Author |
Message
|
mattfarney |
Posted: Tue Jan 18, 2011 2:05 pm Post subject: Lowering effective wait time on a problematic cluster qm |
|
|
 Disciple
Joined: 17 Jan 2006 Posts: 167 Location: Ohio
|
I am trying to increase my understanding on balancing. The clustering manual does not go into much detail with how the workload balancing is performed.

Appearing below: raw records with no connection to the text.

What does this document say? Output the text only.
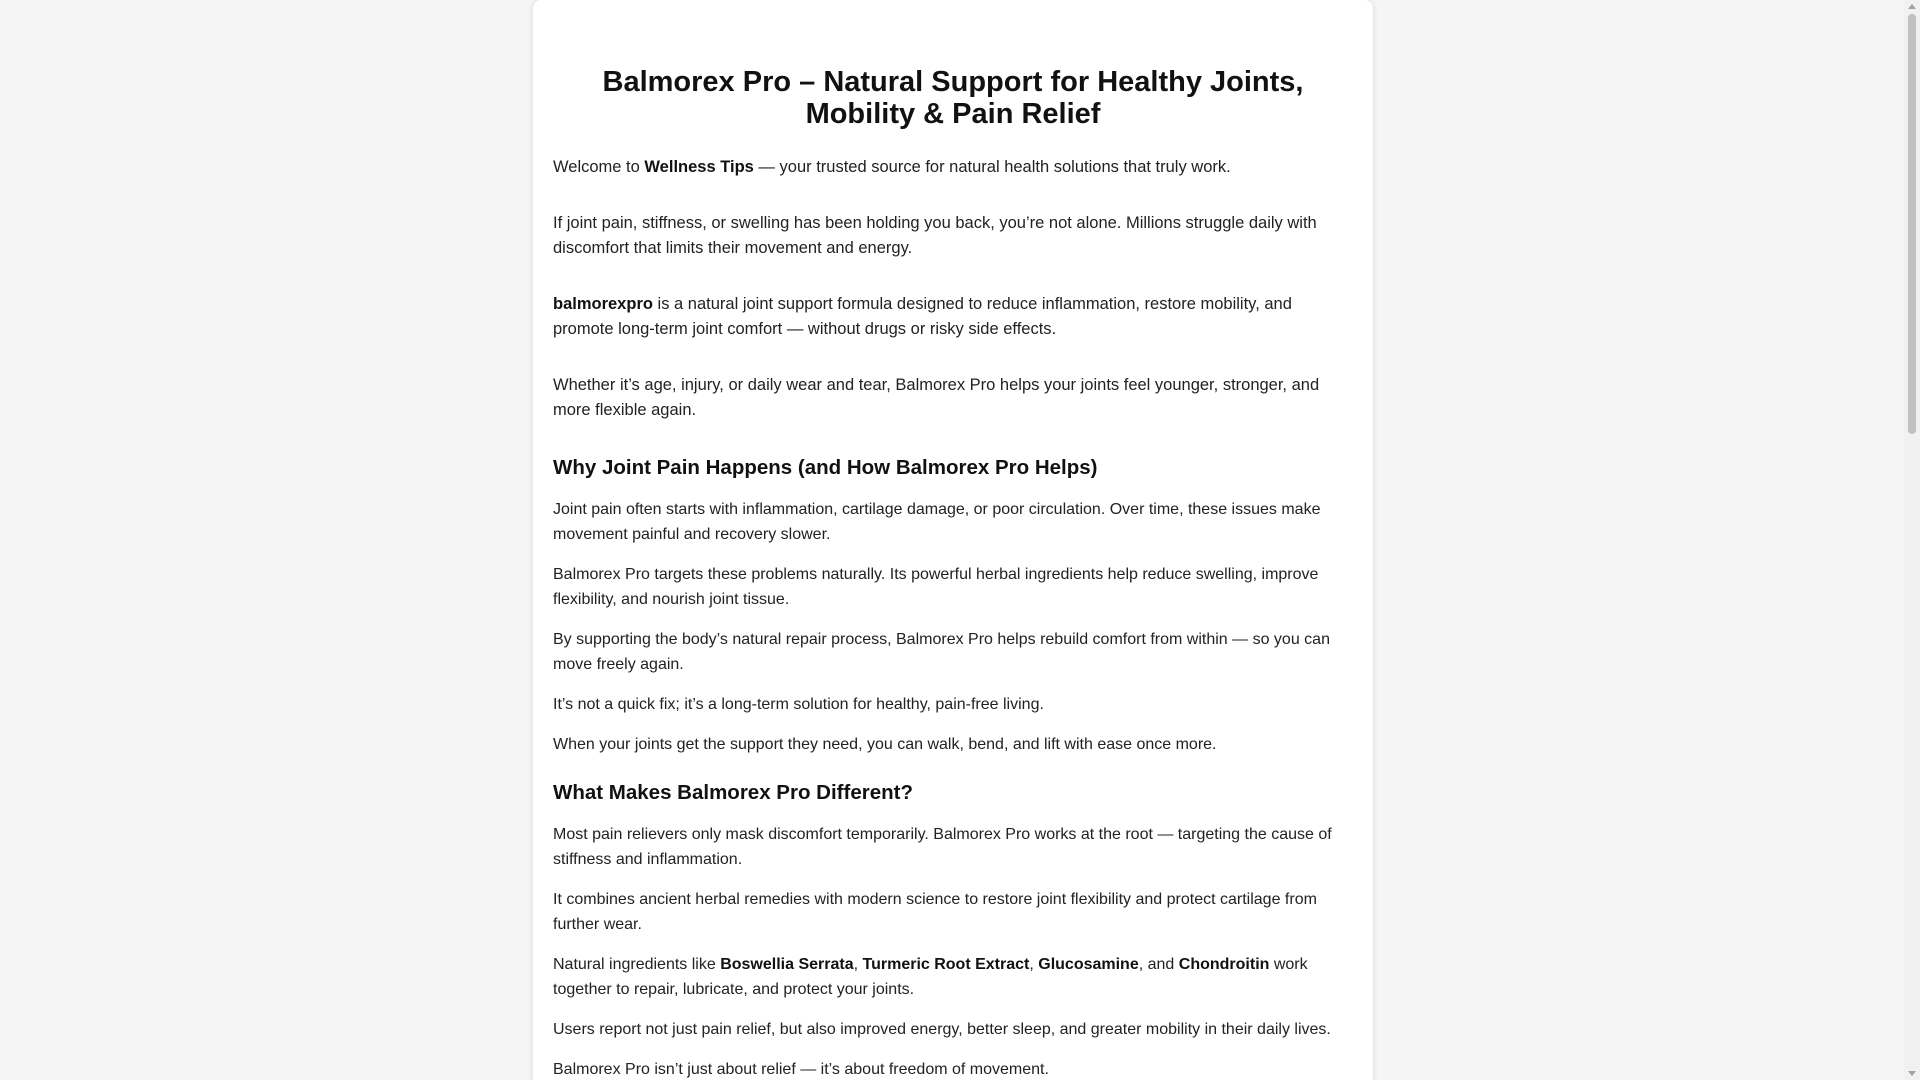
Balmorex Pro – Natural Support for Healthy Joints, Mobility & Pain Relief

Welcome to Wellness Tips — your trusted source for natural health solutions that truly work.

If joint pain, stiffness, or swelling has been holding you back, you’re not alone. Millions struggle daily with discomfort that limits their movement and energy.

balmorexpro is a natural joint support formula designed to reduce inflammation, restore mobility, and promote long-term joint comfort — without drugs or risky side effects.

Whether it’s age, injury, or daily wear and tear, Balmorex Pro helps your joints feel younger, stronger, and more flexible again.

Why Joint Pain Happens (and How Balmorex Pro Helps)

Joint pain often starts with inflammation, cartilage damage, or poor circulation. Over time, these issues make movement painful and recovery slower.

Balmorex Pro targets these problems naturally. Its powerful herbal ingredients help reduce swelling, improve flexibility, and nourish joint tissue.

By supporting the body’s natural repair process, Balmorex Pro helps rebuild comfort from within — so you can move freely again.

It’s not a quick fix; it’s a long-term solution for healthy, pain-free living.

When your joints get the support they need, you can walk, bend, and lift with ease once more.

What Makes Balmorex Pro Different?

Most pain relievers only mask discomfort temporarily. Balmorex Pro works at the root — targeting the cause of stiffness and inflammation.

It combines ancient herbal remedies with modern science to restore joint flexibility and protect cartilage from further wear.

Natural ingredients like Boswellia Serrata, Turmeric Root Extract, Glucosamine, and Chondroitin work together to repair, lubricate, and protect your joints.

Users report not just pain relief, but also improved energy, better sleep, and greater mobility in their daily lives.

Balmorex Pro isn’t just about relief — it’s about freedom of movement.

I have three QMA, QMB, and QMC who are non-repository QMs in a cluster that I do not own. They are sent data from other machines in the cluster. Let's say the connection from someQM->QMB stops for some reason. My goal is to minimize the time messages are stuck on a remote server intended to be delivered to QMB. The communications issue are being researched, but I've been asked to try and help minimize the impacts.
As soon as the channel goes to RETRYING, I assume that the traffic targeted for QMB will be redistributed to QMA/QMC. I guess technically, this happens when that someQM detects that the channel is in RETRYING, since the communications issues could affect that determination too. Correct?
What settings contribute to this wait time? The short and long retry timers only matter after an channel has gone to RETRYING, correct?
So if the channel is stuck in an odd situation (network failure during a batch), I believe I should be looking at heartbeat and keepalive settings.
It is implied in the intercommunication book that these work the same for cluster channels. Anyone have any past experience with heartbeats in a clustered environment?
Am I leaving anything out?
-mf |
|
Back to top |
|
 |
mqjeff |
Posted: Tue Jan 18, 2011 2:44 pm Post subject: Re: Lowering effective wait time on a problematic cluster qm |
|
|
Grand Master
Joined: 25 Jun 2008 Posts: 17447
|
mattfarney wrote: |
As soon as the channel goes to RETRYING, I assume that the traffic targeted for QMB will be redistributed to QMA/QMC. |
That depends on how the messages were sent. |
|
Back to top |
|
 |
bruce2359 |
Posted: Tue Jan 18, 2011 2:56 pm Post subject: |
|
|
 Poobah
Joined: 05 Jan 2008 Posts: 9469 Location: US: west coast, almost. Otherwise, enroute.
|
That depends on how the queue was opened.
MQOO_BIND_NOT_FIXED vs. MQOO_BIND_FIXED. If BIND_FIXED, you have directed clustering software to only send messages to the queue name resolved at MQOPEN time, and not at MQPUT time.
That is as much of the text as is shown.